On the rare occasion that I would take the kids to a pediatrician’s office, they often didn’t examine my child because she couldn’t sit still or stop crying. Me, being shell shocked and exhausted, didn’t protest much. Not a good mom move but I learned and eventually I got fed up and made a few phone calls.

First I calmly called the pediatrician’s office and politely told them that I was not going to accept the “we can’t examine your child ” excuse anymore and I wanted someone to examine her. She needed a physical. There were many phone calls to office managers and nurses and nothing was being scheduled. They seemed to have no game plan, so I called the director of outpatient clinics at the local children’s hospital. Suddenly someone listened to me.

There were so many times when I would take my puzzling child to a doctor to be met with a look of sincere interest followed by a shrug.
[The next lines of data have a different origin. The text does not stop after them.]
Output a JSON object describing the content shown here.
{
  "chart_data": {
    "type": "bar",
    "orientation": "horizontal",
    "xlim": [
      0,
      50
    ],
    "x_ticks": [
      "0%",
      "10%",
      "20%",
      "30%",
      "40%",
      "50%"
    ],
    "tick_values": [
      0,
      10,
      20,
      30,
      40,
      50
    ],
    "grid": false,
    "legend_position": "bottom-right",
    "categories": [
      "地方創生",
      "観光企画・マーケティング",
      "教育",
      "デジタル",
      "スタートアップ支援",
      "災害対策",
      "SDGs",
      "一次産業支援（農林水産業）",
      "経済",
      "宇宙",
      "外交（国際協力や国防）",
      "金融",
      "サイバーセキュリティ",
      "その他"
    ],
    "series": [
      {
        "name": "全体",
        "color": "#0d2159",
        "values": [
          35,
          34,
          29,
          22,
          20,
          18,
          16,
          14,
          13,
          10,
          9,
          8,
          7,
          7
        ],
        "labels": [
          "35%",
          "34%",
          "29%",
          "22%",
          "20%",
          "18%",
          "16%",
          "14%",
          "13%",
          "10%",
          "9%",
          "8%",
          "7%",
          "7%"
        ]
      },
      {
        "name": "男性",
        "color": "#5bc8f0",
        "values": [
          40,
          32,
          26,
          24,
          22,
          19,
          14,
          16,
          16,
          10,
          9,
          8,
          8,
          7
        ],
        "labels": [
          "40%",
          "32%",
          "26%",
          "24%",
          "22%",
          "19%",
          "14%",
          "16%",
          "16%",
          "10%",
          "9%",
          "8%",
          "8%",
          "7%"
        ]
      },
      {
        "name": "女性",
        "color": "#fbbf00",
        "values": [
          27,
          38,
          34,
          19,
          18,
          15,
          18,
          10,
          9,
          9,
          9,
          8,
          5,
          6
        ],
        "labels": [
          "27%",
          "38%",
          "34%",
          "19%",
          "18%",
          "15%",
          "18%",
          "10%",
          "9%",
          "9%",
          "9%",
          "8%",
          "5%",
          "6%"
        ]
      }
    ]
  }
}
They didn’t have many answers, no protocol, but lots of pats on the back (usually toward the door). I asked for so many tests. So many MRIs, EEGs, CBCs, and a battery of psych tests, and so few results. So when I finally spoke to anyone in the medical community who seemed to listen to my concerns and actually had a plan for something to do, I felt vindicated, which, for an autism parent, is as good as it gets. Finally, a hospital administrator had me and my daughter come in after hours when there were no other kids in the waiting room that could distract her. They only turned on half of the lights, the physician examined her without a lab coat, and took a few extra minutes than usual. This was the first real examination she ever had. She was five years old.  Imagine what it’s like to sit up all night wondering if the screaming and the staying up were all due to an inner ear infection that no one ever caught because no one was able to look into your child’s ears.

At the end of the day it was easy to examine her under the proper conditions. Still, even after describing the above experience, her pediatrician’s office just couldn’t accommodate her. I eventually found a developmental pediatrician when she was eight years old who was able to examine her with ease. But, still, his office staff was not eager to accommodate her. I never asked for them to dim the lights but I did take her to wait in the hallway outside of the lobby because the other kids crying could set her off. She was a gold medal screamer.

When you have a young child with a disorder that is diagnosed only by observation and questionnaires, like autism is, it seems very natural to spend a lot of time looking for answers. There has to be a test, a definitive test.  Holy shit if they can analyze your handwriting, can’t they have a definitive autism test? And I know that the autism tests are pretty definitive but…really, a few dozen questions and that’s it?!

We want a pill, a protocol, a treatment. I followed through with a 40 hour a week in home therapy program but the truth is that I don’t really know if it did anything at all. I don’t know if I’m tired of trying to treat autism or just used to autism but either way, my daughter has been out of the diagnostic phase for the better part of 15 years now.

She eventually grew out of a lot of her screaming and with lots of occupational therapy she was able to overcome some of her sensory defensiveness. She still takes a few extra minutes to process everything that is requested of her. But here’s the punch line: after years of screaming and frustration she may be the only 23 year old in the world who loves to go to the doctor’s office. So I am forever grateful to that hospital administrator who arranged her first real physical. All it took was someone who would be willing to accommodate and work with her. It took someone who would listen to her.